Lastly, we can implement our public interface, and use the reader-writer pattern to ensure that data is accessed safely.

    func coordinateReading<T>(at url: URL, _ block: (URL) throws -> T) rethrows -> T {
        return try queue(for: url).sync {
            return try block(url)
        }
    }
    
    func coordinateWriting(at url: URL, _ block: (URL) throws -> Void) rethrows {
        try queue(for: url).sync(flags: .barrier) {
            try block(url)
        }
    }
}

There are a few benefits of this over Foundation’s NSFileCoordinator. First, it doesn’t drop any writes. I can hammer on this implementation and it safely updates the file on each iteration. Second, I control it. I can change it if I run into any issues, and it has clear room to grow.
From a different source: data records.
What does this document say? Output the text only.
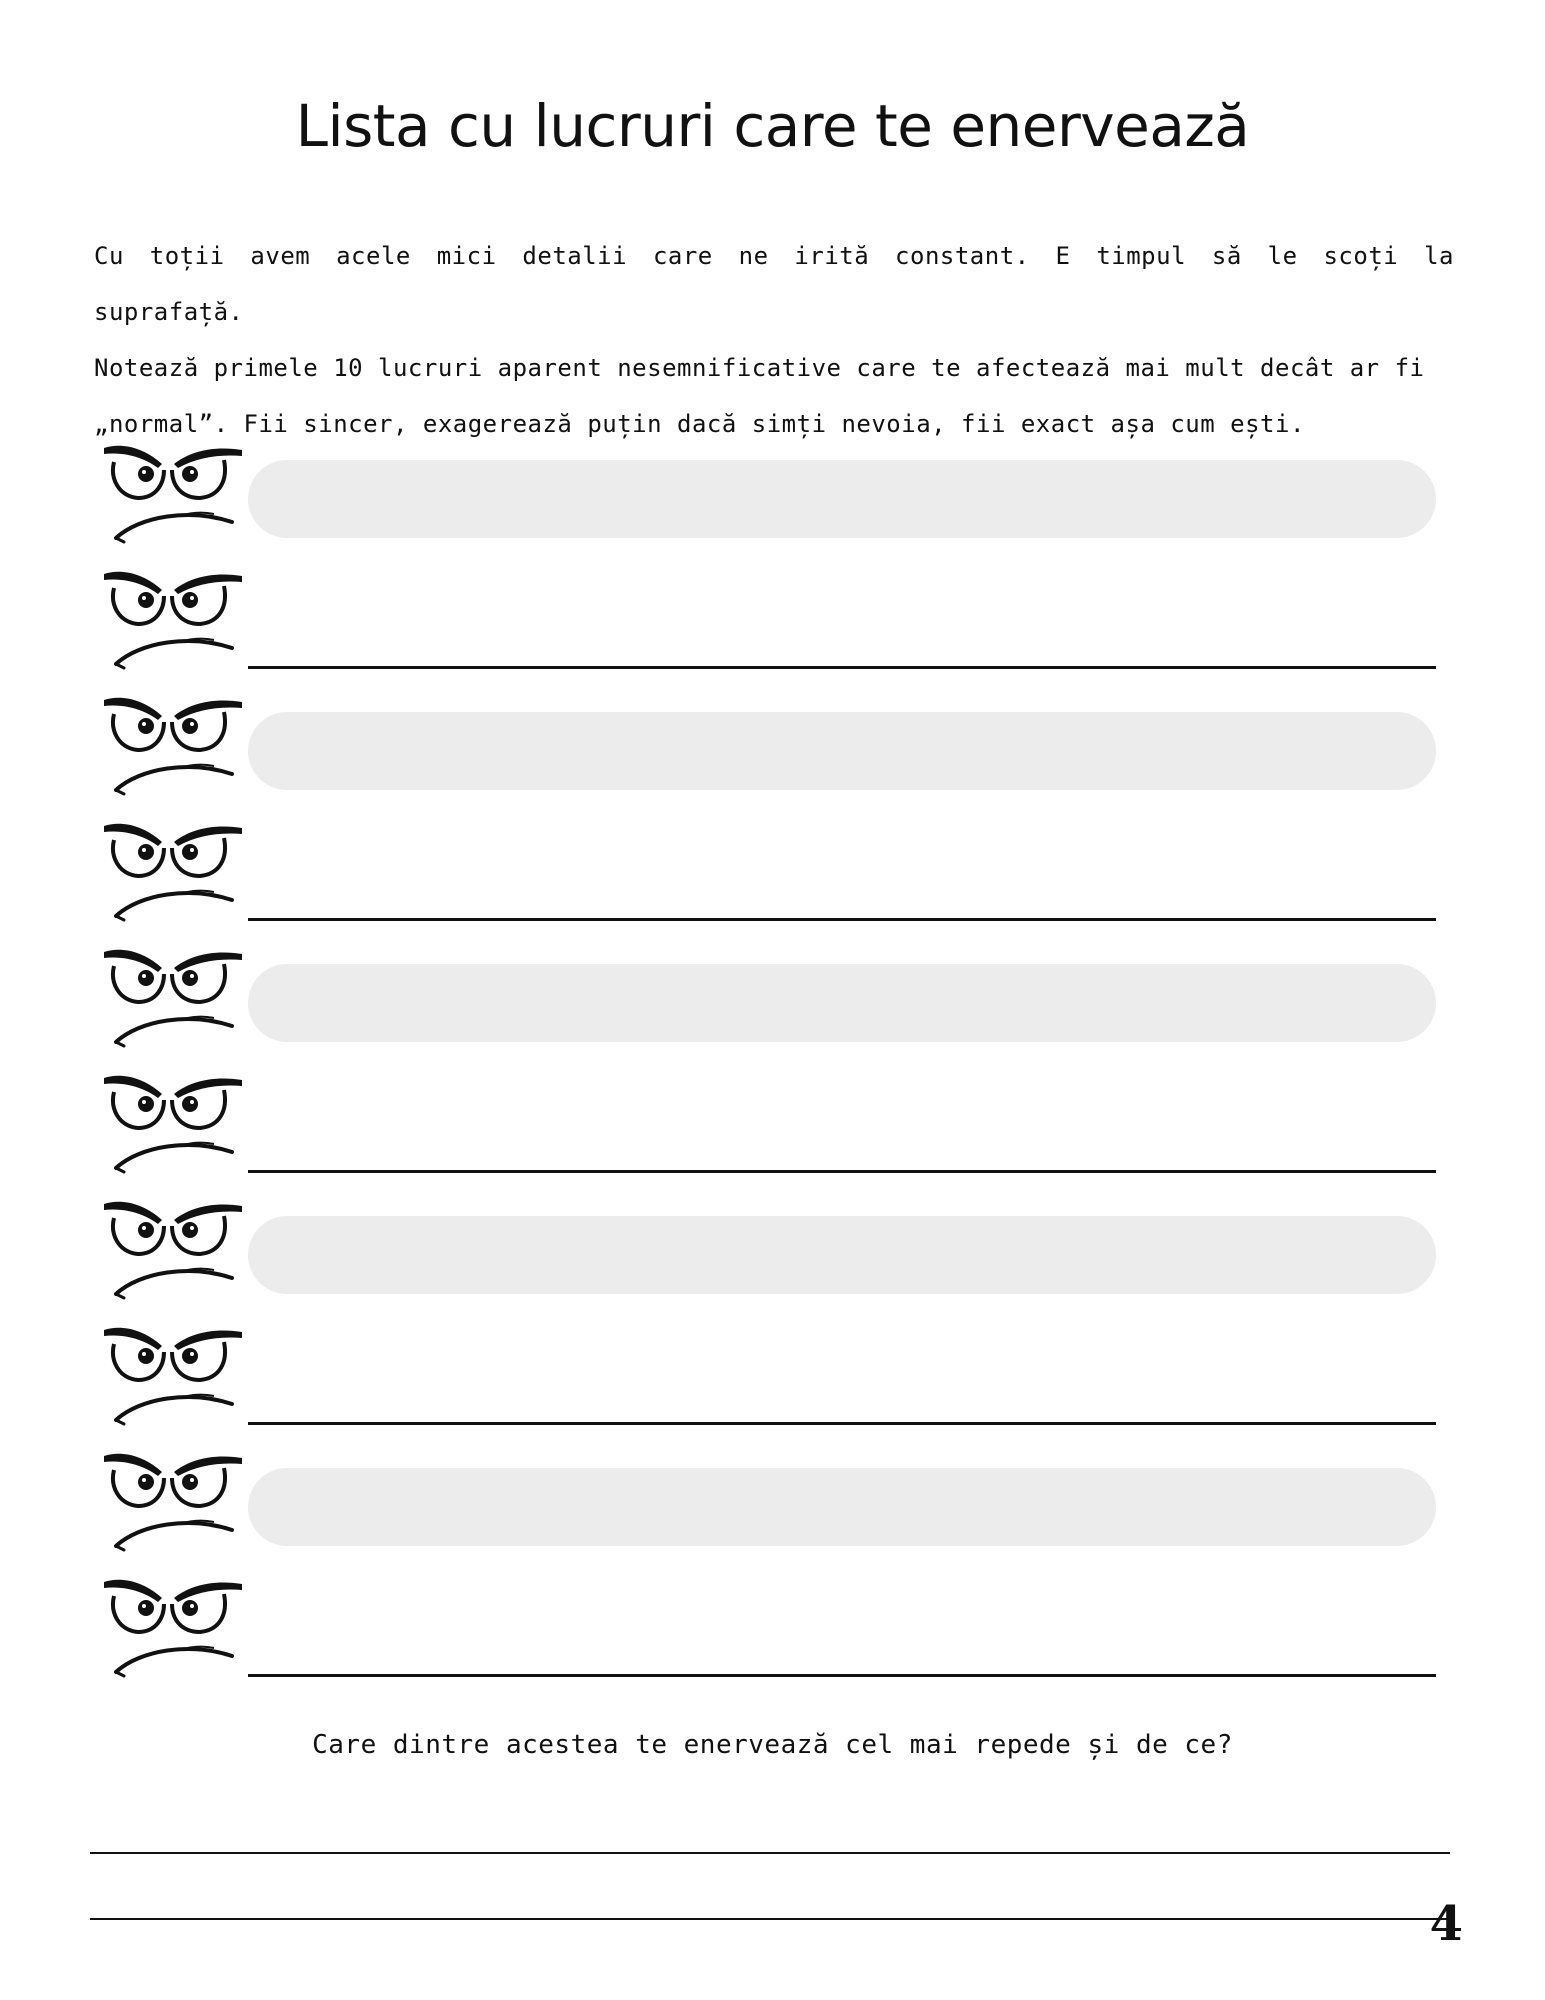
Lista cu lucruri care te enervează
Cu toții avem acele mici detalii care ne irită constant. E timpul să le scoți la suprafață.
Notează primele 10 lucruri aparent nesemnificative care te afectează mai mult decât ar fi
„normal”. Fii sincer, exagerează puțin dacă simți nevoia, fii exact așa cum ești.
Care dintre acestea te enervează cel mai repede și de ce?
4
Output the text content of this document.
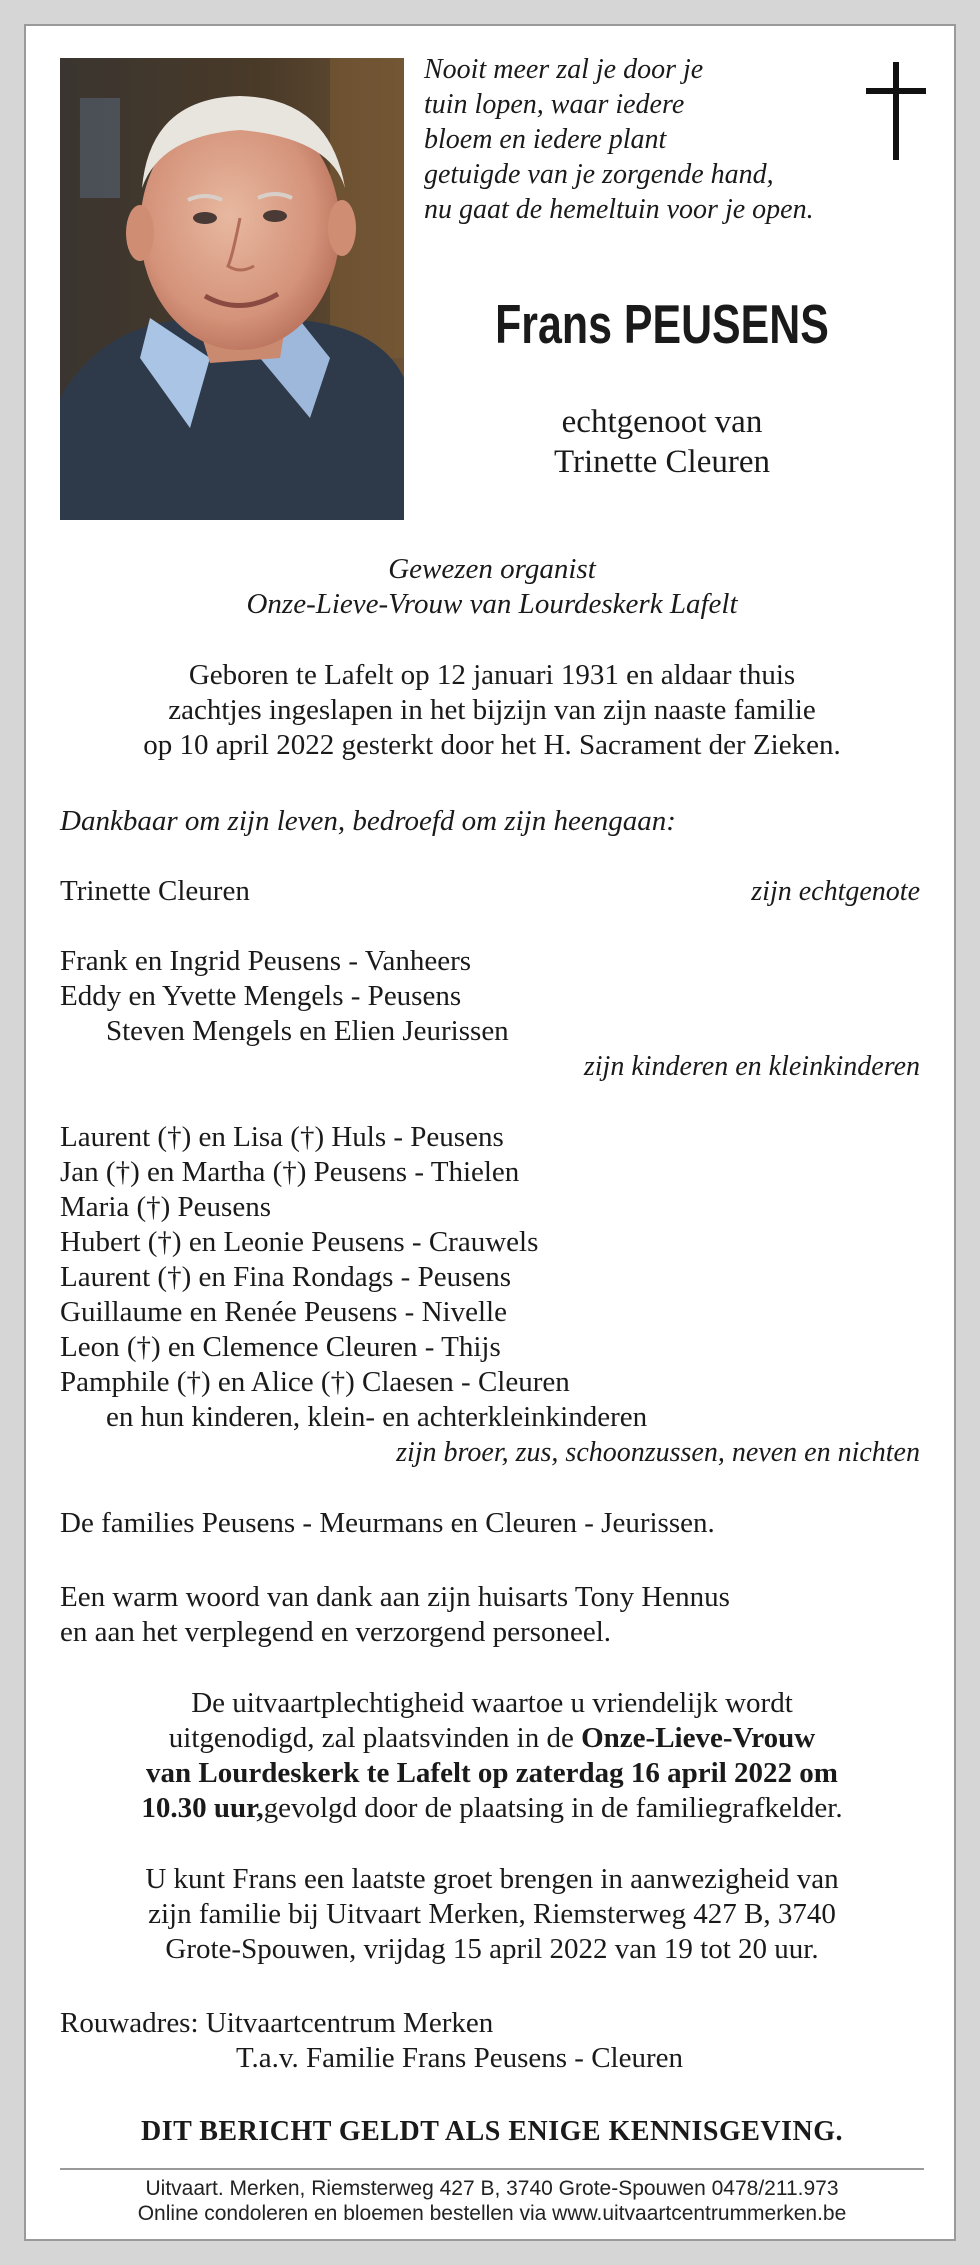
Nooit meer zal je door je
tuin lopen, waar iedere
bloem en iedere plant
getuigde van je zorgende hand,
nu gaat de hemeltuin voor je open.
Frans PEUSENS
echtgenoot van
Trinette Cleuren
Gewezen organist
Onze-Lieve-Vrouw van Lourdeskerk Lafelt
Geboren te Lafelt op 12 januari 1931 en aldaar thuis
zachtjes ingeslapen in het bijzijn van zijn naaste familie
op 10 april 2022 gesterkt door het H. Sacrament der Zieken.
Dankbaar om zijn leven, bedroefd om zijn heengaan:
Trinette Cleuren	zijn echtgenote
Frank en Ingrid Peusens - Vanheers
Eddy en Yvette Mengels - Peusens
Steven Mengels en Elien Jeurissen
zijn kinderen en kleinkinderen
Laurent (†) en Lisa (†) Huls - Peusens
Jan (†) en Martha (†) Peusens - Thielen
Maria (†) Peusens
Hubert (†) en Leonie Peusens - Crauwels
Laurent (†) en Fina Rondags - Peusens
Guillaume en Renée Peusens - Nivelle
Leon (†) en Clemence Cleuren - Thijs
Pamphile (†) en Alice (†) Claesen - Cleuren
en hun kinderen, klein- en achterkleinkinderen
zijn broer, zus, schoonzussen, neven en nichten
De families Peusens - Meurmans en Cleuren - Jeurissen.
Een warm woord van dank aan zijn huisarts Tony Hennus
en aan het verplegend en verzorgend personeel.
De uitvaartplechtigheid waartoe u vriendelijk wordt
uitgenodigd, zal plaatsvinden in de Onze-Lieve-Vrouw
van Lourdeskerk te Lafelt op zaterdag 16 april 2022 om
10.30 uur,gevolgd door de plaatsing in de familiegrafkelder.
U kunt Frans een laatste groet brengen in aanwezigheid van
zijn familie bij Uitvaart Merken, Riemsterweg 427 B, 3740
Grote-Spouwen, vrijdag 15 april 2022 van 19 tot 20 uur.
Rouwadres: Uitvaartcentrum Merken
T.a.v. Familie Frans Peusens - Cleuren
DIT BERICHT GELDT ALS ENIGE KENNISGEVING.
Uitvaart. Merken, Riemsterweg 427 B, 3740 Grote-Spouwen 0478/211.973
Online condoleren en bloemen bestellen via www.uitvaartcentrummerken.be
Lastly, it takes advantage of some great Swift features, like rethrows and using generics to return an object from the inner block and have it be returned from the outer method call.

There are downsides to this approach, too. It naturally won’t work across processes like Apple’s version can, and it won’t have a lot of the optimizations for the different reading and writing options (even though we could add them).

There’s also lots of room to grow here. For example, if you’re touching a lot of URLs, your queues dictionary would grow boundlessly. There are a few approaches to add a limit to that, but I don’t expect it to touch more than 10 or so URLs, so I think it’s fine without the added complexity for now.

Replacing a system class can be a tough call — Apple’s classes tend to be well-written and handle lots of edge cases gracefully. However, when you find that their implementations aren’t serving you, it can be worth it to examine how complicated replacing it will be. In this case, replacing it wasn’t too much code, my test harness could catch bugs, and not relying on already-written code reduced the complexity rather than increasing it.

Update: An engineer at Apple responded to my Radar. It was a configuration error on my part:

The problem here is that the code is using an (apparently useless) NSFilePresenter when initializing the NSFileCoordinator. File Coordination will actually NOT block again other read/write claims made with the same NSFileCoordinator instance or NSFileCoordinator instances made with the same filePresenter or purposeIdentifier.

You most likely just want to use the default initializer for NSFileCoordinator here, or else manually queue up writes internally.

They continued:

Note: if you don’t care about other processes or in-process code outside of your control (i.e. in a framework), you absolutely should NOT use file coordination as a means of mutual exclusion. The cross-process functionality is definitely the main motivation to use File Coordination, but it comes with a relatively high performance (and cognitive) cost in comparison to in-process means.

Given that my in-process FileCoordinator works well, and the Apple engineer so strenously recommended that I don’t use NSFileCoordinator, I’ll probably just keep using the class I made.